According to the article, Pakistan Government has allotted 18 exploration licenses to five (5) multi-national oil companies. The awardees include British Petroleum (BP) which has a dubious record of spending its civil society commitments to please bureaucrats and local chieftains instead of improving conditions of local communities. Other companies include Italy-based ENI, Canadian company called Niko, and Pakistani companies OGDCL and PPL. Mostof these companies already operate on-shore oil and gas fields in Sindh and have checkered records on meeting the commitments on their already profitable on-land oil and gas producing fields. It must be noted that exploring off-shore fields poses greater risks to coastal communities as these activities often destroy livelihood of local fishing families.
Recently a new milestone was reached when ENI and PPL were given go-ahead with drilling of off-shore wells. The plan calls for the first oil/gas production to start in about 72 days – a historic event that would either bring prosperity for local Sindhis or as happened with other other resources in Sindh and Balochistan, persons from far away lands would become the primary beneficiaries of the income from the off-shore oil and gas.
Unlike other federations such as Canada, where the laws ensure that a bulk of income goes to the provinces where resources are located and for the welfare of local communities, Pakistan’s laws enable the central government to be the main beneficiary. Even under the present laws, oil and gas companies either do not spend their committed amounts on local communities or miss-spent them on other things whose beneficiaries are not local communities. The article says that even the current laws require an off-shore oil and gas company to make the following investments in the local communities:
1. Invest US$ 50,000 during the exploration phase until the resource is discovered.

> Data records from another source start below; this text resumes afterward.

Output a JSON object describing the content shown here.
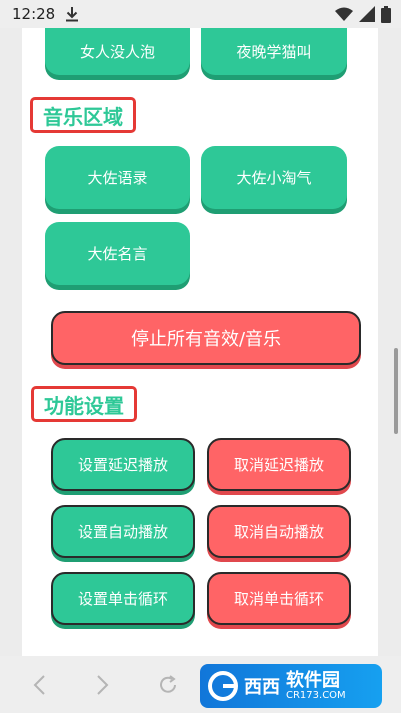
{
  "status_bar": {
    "time": "12:28"
  },
  "buttons_top": [
    {
      "label": "女人没人泡"
    },
    {
      "label": "夜晚学猫叫"
    }
  ],
  "music_section": {
    "title": "音乐区域",
    "buttons": [
      {
        "label": "大佐语录"
      },
      {
        "label": "大佐小淘气"
      },
      {
        "label": "大佐名言"
      }
    ]
  },
  "stop_button": {
    "label": "停止所有音效/音乐"
  },
  "settings_section": {
    "title": "功能设置",
    "rows": [
      {
        "set": "设置延迟播放",
        "cancel": "取消延迟播放"
      },
      {
        "set": "设置自动播放",
        "cancel": "取消自动播放"
      },
      {
        "set": "设置单击循环",
        "cancel": "取消单击循环"
      }
    ]
  },
  "watermark": {
    "brand": "西西",
    "name": "软件园",
    "url": "CR173.COM"
  },
  "colors": {
    "green": "#2ec897",
    "red": "#ff6466",
    "border_red": "#e53935"
  }
}
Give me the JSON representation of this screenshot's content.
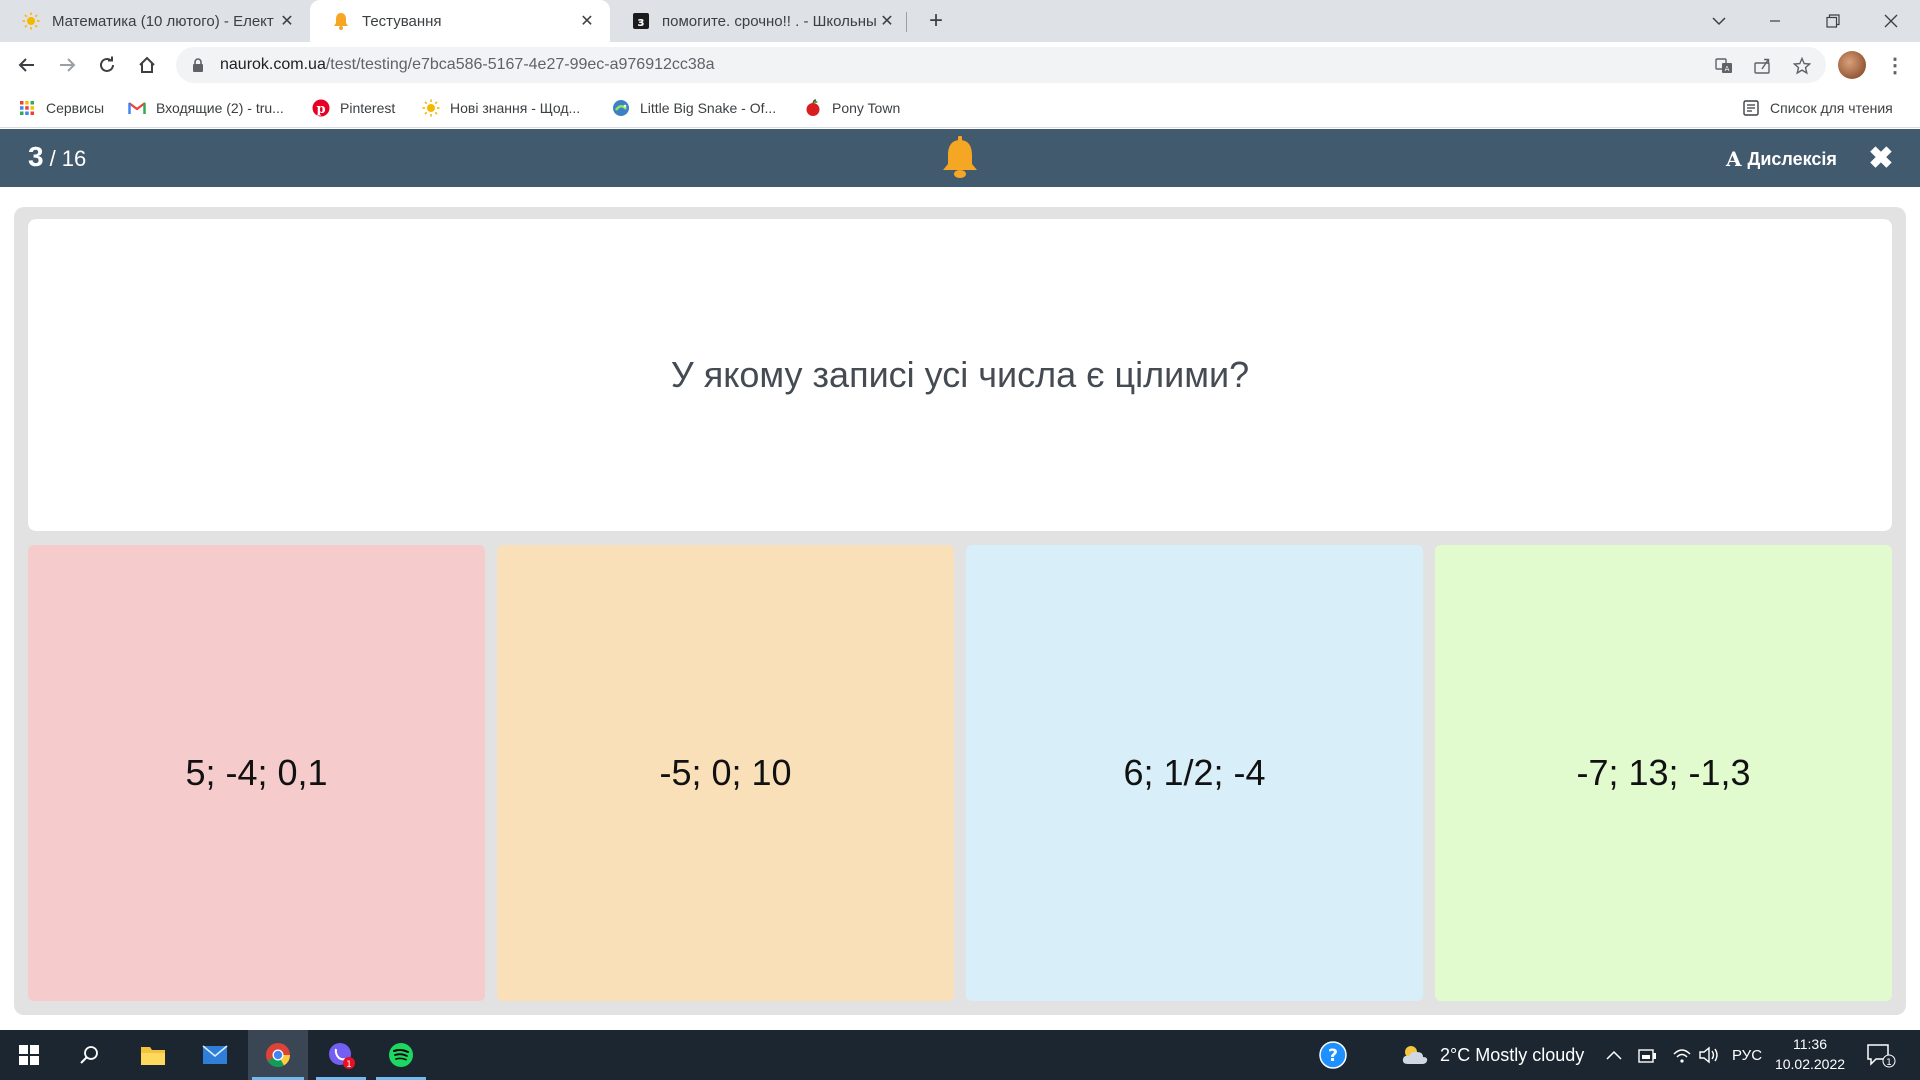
{
  "browser": {
    "tabs": [
      {
        "title": "Математика (10 лютого) - Елект",
        "active": false
      },
      {
        "title": "Тестування",
        "active": true
      },
      {
        "title": "помогите. срочно!! . - Школьны",
        "active": false
      }
    ],
    "url_host": "naurok.com.ua",
    "url_path": "/test/testing/e7bca586-5167-4e27-99ec-a976912cc38a",
    "bookmarks": [
      {
        "label": "Сервисы",
        "icon": "apps-grid-icon"
      },
      {
        "label": "Входящие (2) - tru...",
        "icon": "gmail-icon"
      },
      {
        "label": "Pinterest",
        "icon": "pinterest-icon"
      },
      {
        "label": "Нові знання - Щод...",
        "icon": "sun-icon"
      },
      {
        "label": "Little Big Snake - Of...",
        "icon": "snake-icon"
      },
      {
        "label": "Pony Town",
        "icon": "apple-icon"
      }
    ],
    "reading_list": "Список для чтения"
  },
  "app": {
    "current": "3",
    "separator": "/",
    "total": "16",
    "dyslexia_icon": "A",
    "dyslexia_label": "Дислексія",
    "close_symbol": "✖"
  },
  "question": {
    "text": "У якому записі усі числа є цілими?"
  },
  "answers": [
    {
      "text": "5; -4; 0,1",
      "color": "#f6cbcb"
    },
    {
      "text": "-5; 0; 10",
      "color": "#f9e0b9"
    },
    {
      "text": "6; 1/2; -4",
      "color": "#d8effa"
    },
    {
      "text": "-7; 13; -1,3",
      "color": "#e1fbcf"
    }
  ],
  "taskbar": {
    "viber_badge": "1",
    "weather": "2°C  Mostly cloudy",
    "language": "РУС",
    "time": "11:36",
    "date": "10.02.2022",
    "notifications": "1"
  }
}
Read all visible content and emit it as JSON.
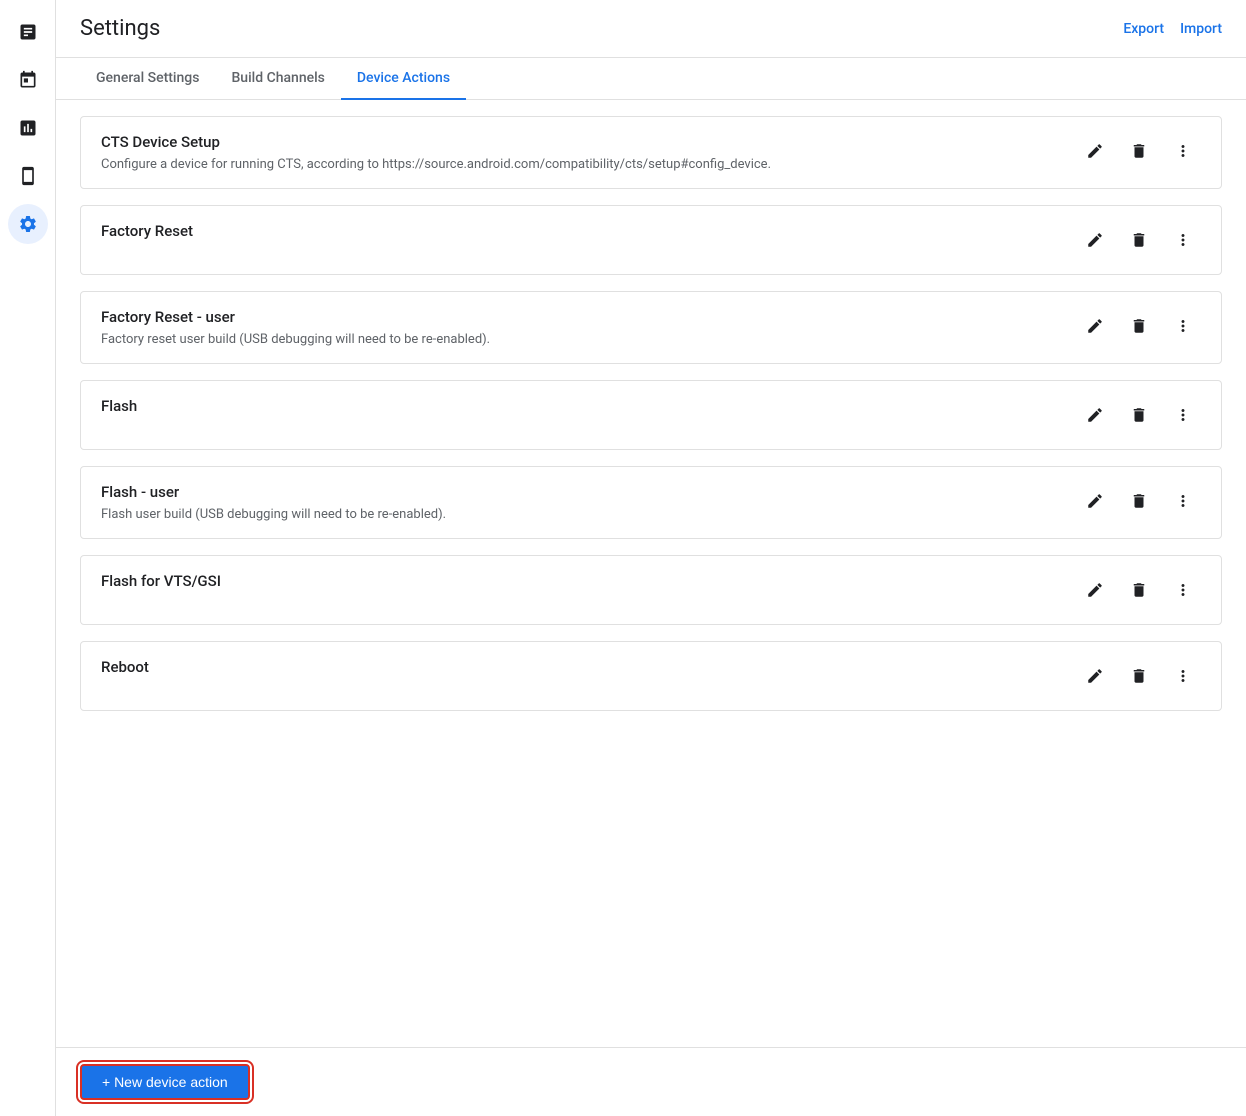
{
  "app": {
    "title": "Settings",
    "export_label": "Export",
    "import_label": "Import"
  },
  "sidebar": {
    "items": [
      {
        "id": "reports",
        "icon": "report",
        "active": false
      },
      {
        "id": "calendar",
        "icon": "calendar",
        "active": false
      },
      {
        "id": "analytics",
        "icon": "analytics",
        "active": false
      },
      {
        "id": "device",
        "icon": "device",
        "active": false
      },
      {
        "id": "settings",
        "icon": "settings",
        "active": true
      }
    ]
  },
  "tabs": [
    {
      "id": "general",
      "label": "General Settings",
      "active": false
    },
    {
      "id": "build-channels",
      "label": "Build Channels",
      "active": false
    },
    {
      "id": "device-actions",
      "label": "Device Actions",
      "active": true
    }
  ],
  "device_actions": [
    {
      "id": "cts-device-setup",
      "name": "CTS Device Setup",
      "description": "Configure a device for running CTS, according to https://source.android.com/compatibility/cts/setup#config_device."
    },
    {
      "id": "factory-reset",
      "name": "Factory Reset",
      "description": ""
    },
    {
      "id": "factory-reset-user",
      "name": "Factory Reset - user",
      "description": "Factory reset user build (USB debugging will need to be re-enabled)."
    },
    {
      "id": "flash",
      "name": "Flash",
      "description": ""
    },
    {
      "id": "flash-user",
      "name": "Flash - user",
      "description": "Flash user build (USB debugging will need to be re-enabled)."
    },
    {
      "id": "flash-vts-gsi",
      "name": "Flash for VTS/GSI",
      "description": ""
    },
    {
      "id": "reboot",
      "name": "Reboot",
      "description": ""
    }
  ],
  "footer": {
    "new_action_label": "+ New device action"
  }
}
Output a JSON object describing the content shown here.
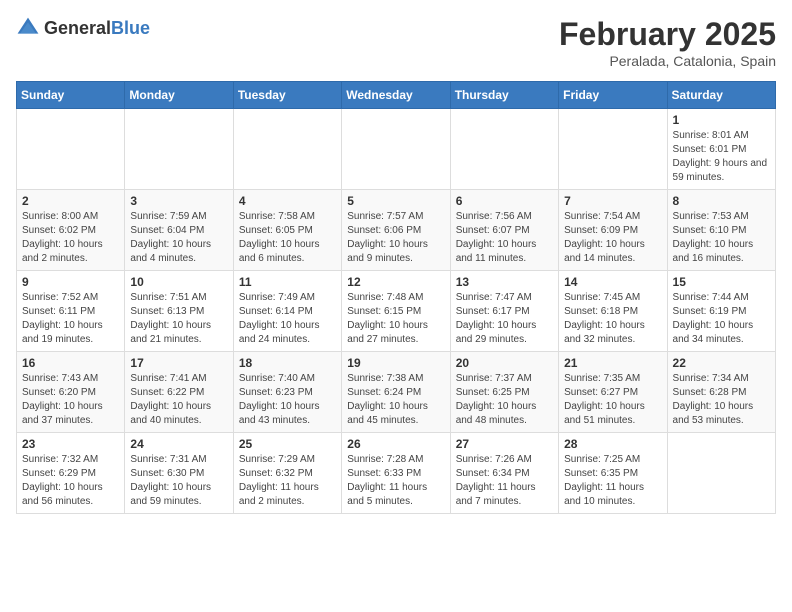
{
  "header": {
    "logo_general": "General",
    "logo_blue": "Blue",
    "month_year": "February 2025",
    "location": "Peralada, Catalonia, Spain"
  },
  "days_of_week": [
    "Sunday",
    "Monday",
    "Tuesday",
    "Wednesday",
    "Thursday",
    "Friday",
    "Saturday"
  ],
  "weeks": [
    [
      {
        "day": "",
        "info": ""
      },
      {
        "day": "",
        "info": ""
      },
      {
        "day": "",
        "info": ""
      },
      {
        "day": "",
        "info": ""
      },
      {
        "day": "",
        "info": ""
      },
      {
        "day": "",
        "info": ""
      },
      {
        "day": "1",
        "info": "Sunrise: 8:01 AM\nSunset: 6:01 PM\nDaylight: 9 hours and 59 minutes."
      }
    ],
    [
      {
        "day": "2",
        "info": "Sunrise: 8:00 AM\nSunset: 6:02 PM\nDaylight: 10 hours and 2 minutes."
      },
      {
        "day": "3",
        "info": "Sunrise: 7:59 AM\nSunset: 6:04 PM\nDaylight: 10 hours and 4 minutes."
      },
      {
        "day": "4",
        "info": "Sunrise: 7:58 AM\nSunset: 6:05 PM\nDaylight: 10 hours and 6 minutes."
      },
      {
        "day": "5",
        "info": "Sunrise: 7:57 AM\nSunset: 6:06 PM\nDaylight: 10 hours and 9 minutes."
      },
      {
        "day": "6",
        "info": "Sunrise: 7:56 AM\nSunset: 6:07 PM\nDaylight: 10 hours and 11 minutes."
      },
      {
        "day": "7",
        "info": "Sunrise: 7:54 AM\nSunset: 6:09 PM\nDaylight: 10 hours and 14 minutes."
      },
      {
        "day": "8",
        "info": "Sunrise: 7:53 AM\nSunset: 6:10 PM\nDaylight: 10 hours and 16 minutes."
      }
    ],
    [
      {
        "day": "9",
        "info": "Sunrise: 7:52 AM\nSunset: 6:11 PM\nDaylight: 10 hours and 19 minutes."
      },
      {
        "day": "10",
        "info": "Sunrise: 7:51 AM\nSunset: 6:13 PM\nDaylight: 10 hours and 21 minutes."
      },
      {
        "day": "11",
        "info": "Sunrise: 7:49 AM\nSunset: 6:14 PM\nDaylight: 10 hours and 24 minutes."
      },
      {
        "day": "12",
        "info": "Sunrise: 7:48 AM\nSunset: 6:15 PM\nDaylight: 10 hours and 27 minutes."
      },
      {
        "day": "13",
        "info": "Sunrise: 7:47 AM\nSunset: 6:17 PM\nDaylight: 10 hours and 29 minutes."
      },
      {
        "day": "14",
        "info": "Sunrise: 7:45 AM\nSunset: 6:18 PM\nDaylight: 10 hours and 32 minutes."
      },
      {
        "day": "15",
        "info": "Sunrise: 7:44 AM\nSunset: 6:19 PM\nDaylight: 10 hours and 34 minutes."
      }
    ],
    [
      {
        "day": "16",
        "info": "Sunrise: 7:43 AM\nSunset: 6:20 PM\nDaylight: 10 hours and 37 minutes."
      },
      {
        "day": "17",
        "info": "Sunrise: 7:41 AM\nSunset: 6:22 PM\nDaylight: 10 hours and 40 minutes."
      },
      {
        "day": "18",
        "info": "Sunrise: 7:40 AM\nSunset: 6:23 PM\nDaylight: 10 hours and 43 minutes."
      },
      {
        "day": "19",
        "info": "Sunrise: 7:38 AM\nSunset: 6:24 PM\nDaylight: 10 hours and 45 minutes."
      },
      {
        "day": "20",
        "info": "Sunrise: 7:37 AM\nSunset: 6:25 PM\nDaylight: 10 hours and 48 minutes."
      },
      {
        "day": "21",
        "info": "Sunrise: 7:35 AM\nSunset: 6:27 PM\nDaylight: 10 hours and 51 minutes."
      },
      {
        "day": "22",
        "info": "Sunrise: 7:34 AM\nSunset: 6:28 PM\nDaylight: 10 hours and 53 minutes."
      }
    ],
    [
      {
        "day": "23",
        "info": "Sunrise: 7:32 AM\nSunset: 6:29 PM\nDaylight: 10 hours and 56 minutes."
      },
      {
        "day": "24",
        "info": "Sunrise: 7:31 AM\nSunset: 6:30 PM\nDaylight: 10 hours and 59 minutes."
      },
      {
        "day": "25",
        "info": "Sunrise: 7:29 AM\nSunset: 6:32 PM\nDaylight: 11 hours and 2 minutes."
      },
      {
        "day": "26",
        "info": "Sunrise: 7:28 AM\nSunset: 6:33 PM\nDaylight: 11 hours and 5 minutes."
      },
      {
        "day": "27",
        "info": "Sunrise: 7:26 AM\nSunset: 6:34 PM\nDaylight: 11 hours and 7 minutes."
      },
      {
        "day": "28",
        "info": "Sunrise: 7:25 AM\nSunset: 6:35 PM\nDaylight: 11 hours and 10 minutes."
      },
      {
        "day": "",
        "info": ""
      }
    ]
  ]
}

2. Invest $ 100,000 from the discovery to actual production. In addition, $ 250,000 is to spent on the areas directly impacted by the exploration/ production activities.
3. After a field is in production, an investment of US $ 500,000 annually (Marine Research and Coastal Area Development Fee) is to be invested for the uplift of the local communities. In addition, these companies have the obligation to hire and train certain percentage of employees from local areas.
The article argues that both the Government of Sindh and Sindhi people are in dark of how much and where the civil society commitments are being spent. These stakeholders have no representation in the bodies who have the responsibility to keep accounting for such funds.
There is an urgent need to change existing laws to ensure that the royalties paid to provinces from such resources are at par with other countries (for example, in Canada, Alberta province receives between 29% to 33% in royalties).
The article points out that the current Minister for Petroleum is Mr. Naveed Qamar, a Sindhi. The article asks question who will be responsible for the injustice if Sindhis do not receive their due share from these resources?
Finally, the article concludes that the onus to ensure that justice is done lies with the people of Thatto and Badin districts and their elected representatives. The article warns that it would not be sufficient to only depend on one or two local NGOs to successfully protect the rights of local people.